Adult children often worry about their aging parents’ eating habits. Sometimes the elders live alone and don’t feel like cooking or even going out to buy groceries. They may have pain issues that keep them from enjoying food, or dentures that make chewing uncomfortable. Depression can be a factor for some people, as can medication side effects. Loneliness, especially for people who have lost a spouse to a nursing home or death, can make eating seem unimportant or unattractive.
Several of these issues affected my mother. She had always been a wonderful cook and enjoyed healthy meals. However, after my dad’s failed surgery left him unable to live at home with Mom, her enthusiasm for cooking, and even eating, diminished.
I tried my best to keep Mom’s kitchen well stocked with the fruits and vegetables she’s always enjoyed, along with easy to prepare main dish ingredients, but I know that her meals became just one more thing to do as time went on. Increasing pain became an issue for Mom, as well. With her deteriorating health, the medications she needed for pain and missing the companionship of her husband, she ate less and less.

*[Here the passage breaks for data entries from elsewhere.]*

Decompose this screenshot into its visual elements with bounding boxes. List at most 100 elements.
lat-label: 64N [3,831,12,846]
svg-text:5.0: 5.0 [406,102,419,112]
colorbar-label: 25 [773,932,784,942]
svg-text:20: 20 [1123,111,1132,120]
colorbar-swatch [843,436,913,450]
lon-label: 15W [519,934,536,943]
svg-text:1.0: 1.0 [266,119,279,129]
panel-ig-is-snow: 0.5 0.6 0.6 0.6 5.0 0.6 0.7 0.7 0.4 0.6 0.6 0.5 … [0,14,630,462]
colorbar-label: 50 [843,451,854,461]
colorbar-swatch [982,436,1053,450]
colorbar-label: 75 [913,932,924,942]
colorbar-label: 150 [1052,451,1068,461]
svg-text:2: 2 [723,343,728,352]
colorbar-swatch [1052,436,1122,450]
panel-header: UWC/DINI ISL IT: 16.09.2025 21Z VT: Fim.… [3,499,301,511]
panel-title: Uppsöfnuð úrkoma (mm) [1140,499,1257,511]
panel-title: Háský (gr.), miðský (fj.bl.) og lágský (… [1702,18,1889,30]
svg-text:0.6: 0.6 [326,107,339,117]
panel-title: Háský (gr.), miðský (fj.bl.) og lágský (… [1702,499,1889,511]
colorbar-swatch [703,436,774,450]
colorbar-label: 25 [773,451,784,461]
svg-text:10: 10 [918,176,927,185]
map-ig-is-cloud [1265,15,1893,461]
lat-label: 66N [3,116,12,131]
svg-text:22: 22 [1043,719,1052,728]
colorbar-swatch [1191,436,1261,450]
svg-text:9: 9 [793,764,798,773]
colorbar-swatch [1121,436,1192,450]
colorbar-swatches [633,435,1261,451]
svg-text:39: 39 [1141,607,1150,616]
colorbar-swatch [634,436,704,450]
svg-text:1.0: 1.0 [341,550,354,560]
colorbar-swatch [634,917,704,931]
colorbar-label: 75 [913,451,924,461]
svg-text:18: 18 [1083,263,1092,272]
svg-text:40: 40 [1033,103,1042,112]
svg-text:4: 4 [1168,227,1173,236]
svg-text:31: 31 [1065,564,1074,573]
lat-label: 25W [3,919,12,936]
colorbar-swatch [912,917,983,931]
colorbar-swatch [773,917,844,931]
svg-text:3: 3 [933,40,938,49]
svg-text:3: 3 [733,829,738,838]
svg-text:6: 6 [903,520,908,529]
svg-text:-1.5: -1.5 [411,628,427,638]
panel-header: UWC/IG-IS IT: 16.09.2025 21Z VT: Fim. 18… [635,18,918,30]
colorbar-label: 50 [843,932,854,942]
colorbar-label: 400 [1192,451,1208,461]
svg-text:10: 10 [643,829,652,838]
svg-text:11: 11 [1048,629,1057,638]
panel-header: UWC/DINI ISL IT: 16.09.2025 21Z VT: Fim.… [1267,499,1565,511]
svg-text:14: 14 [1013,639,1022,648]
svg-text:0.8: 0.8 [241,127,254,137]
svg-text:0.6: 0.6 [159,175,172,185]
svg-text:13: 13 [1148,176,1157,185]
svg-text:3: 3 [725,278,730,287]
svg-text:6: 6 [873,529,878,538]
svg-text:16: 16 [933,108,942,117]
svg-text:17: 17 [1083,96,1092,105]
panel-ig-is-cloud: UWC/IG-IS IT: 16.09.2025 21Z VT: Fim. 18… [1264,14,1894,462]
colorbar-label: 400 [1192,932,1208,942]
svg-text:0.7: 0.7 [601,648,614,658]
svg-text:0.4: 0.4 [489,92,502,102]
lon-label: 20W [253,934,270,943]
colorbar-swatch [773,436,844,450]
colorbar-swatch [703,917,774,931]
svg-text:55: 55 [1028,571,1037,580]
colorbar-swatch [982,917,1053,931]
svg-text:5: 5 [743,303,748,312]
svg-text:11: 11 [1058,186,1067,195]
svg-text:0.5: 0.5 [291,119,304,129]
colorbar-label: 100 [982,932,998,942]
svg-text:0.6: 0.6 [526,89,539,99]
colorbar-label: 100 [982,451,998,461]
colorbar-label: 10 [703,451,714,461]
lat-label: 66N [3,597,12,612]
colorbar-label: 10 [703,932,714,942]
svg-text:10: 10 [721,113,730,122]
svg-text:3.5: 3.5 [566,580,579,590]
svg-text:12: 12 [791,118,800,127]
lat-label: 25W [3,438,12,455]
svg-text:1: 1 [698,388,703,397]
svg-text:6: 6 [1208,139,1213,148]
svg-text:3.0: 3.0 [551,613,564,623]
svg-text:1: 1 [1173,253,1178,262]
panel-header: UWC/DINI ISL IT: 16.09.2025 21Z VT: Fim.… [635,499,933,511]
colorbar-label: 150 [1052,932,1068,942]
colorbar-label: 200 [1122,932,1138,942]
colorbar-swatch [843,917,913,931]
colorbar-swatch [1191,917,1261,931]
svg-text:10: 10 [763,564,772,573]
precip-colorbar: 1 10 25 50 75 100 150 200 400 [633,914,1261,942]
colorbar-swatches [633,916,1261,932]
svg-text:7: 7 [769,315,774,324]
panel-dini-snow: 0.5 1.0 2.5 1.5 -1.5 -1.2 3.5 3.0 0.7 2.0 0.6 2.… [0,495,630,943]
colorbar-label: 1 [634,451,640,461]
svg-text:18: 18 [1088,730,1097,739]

Eventually, she, too, required nursing home care. The staff tried hard to convince her to eat more so she wouldn’t keep losing weight, but she simply couldn’t. Eventually, she found the very sight of most food nauseating. I still kept the ice chest in her room stocked with her favorite foods, but as time went on, there was little that would tempt her. Toward the end of her life, she weighed little over 80 pounds.
Is lack of appetite normal aging or disease?
According to Heather Schwartz, Registered Dietitian at Stanford Hospital and Clinics, “…often loss of appetite (and thirst) is a normal part of aging and doesn’t always mean something is wrong…However, minimizing the detrimental effects of poor nutrient intake is always important, no matter from where the low appetite stems.”
Dr. John Morley, geriatrics director at Saint Louis University Hospital and a professor of medicine says, “There’s a fair amount of evidence that suggests if you lose appetite as an older person, in the next six months you’ll have a higher chance of dying.”
Offering frequent, small meals and can be effective
Nursing homes have come a long way during this last decade. In the past, three meals a day were the norm, along with mid-afternoon snacks. The main meal, generally served at noon, would be hot and heavy, with enough food for a farmer just in from the field. This type of meal is often intimidating and unappetizing to an elder with a poor appetite. Now, most good nursing facilities have switched to a system where people can choose when they eat and how often. Many elders thrive on frequent smaller meals, with options of both warm and cool dishes. Elders living at home are no different.